This strategy, version 1.0, is designed for backtesting trading strategies on a website. Here's a short description of what the strategy does:
The strategy uses various technical indicators to make buy and sell decisions. It operates on a daily timeframe and has a stoploss of -0.2 (20% loss).
The minimal return on investment (ROI) is set to 0.6 (60%).
The strategy imports the necessary libraries, including talib for technical analysis and qtpylib for indicators.
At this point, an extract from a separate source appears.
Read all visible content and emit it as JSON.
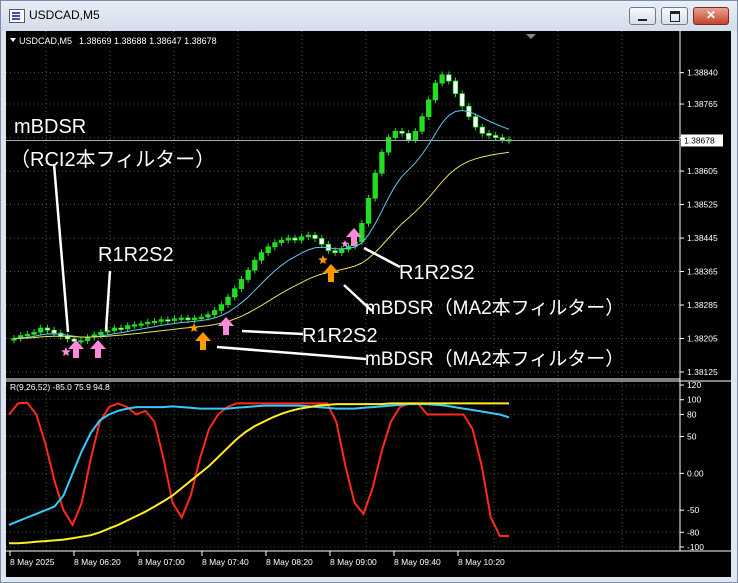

It implements the "kcx_strat_prod_plot" class, which is derived from the IStrategy interface. The strategy calculates several indicators, including the Simple Moving Average (SMA), Moving Average Convergence Divergence (MACD), Relative Strength Index (RSI), Slow Stochastic, and Keltner Channel. These indicators are used to generate buy and sell signals. In terms of plotting, the strategy creates a main plot that includes the Keltner band with upper, lower, and middle bands. It also creates subplots for the MACD and Stochastics indicators. The "populate_indicators" function populates the indicators in the DataFrame. It calculates SMA, MACD, RSI, Slow Stochastic, and Keltner Channel values. The "populate_buy_trend" function determines the buy signal conditions. It triggers a buy signal when the close price is above the Keltner upper band and the MACD histogram is positive. The "populate_sell_trend" function determines the sell signal conditions. It triggers a sell signal when the close price is below the Keltner middle band or when the MACD histogram is negative and the Slow Stochastic value is below 50. Overall, this strategy aims to generate buy signals when the price is above the upper Keltner band and the MACD is positive, and sell signals when the price is below the middle Keltner band or when the MACD is negative and the Slow Stochastic is below 50. Please note that this is a brief description, and there may be additional details or considerations within the strategy code that are not covered here.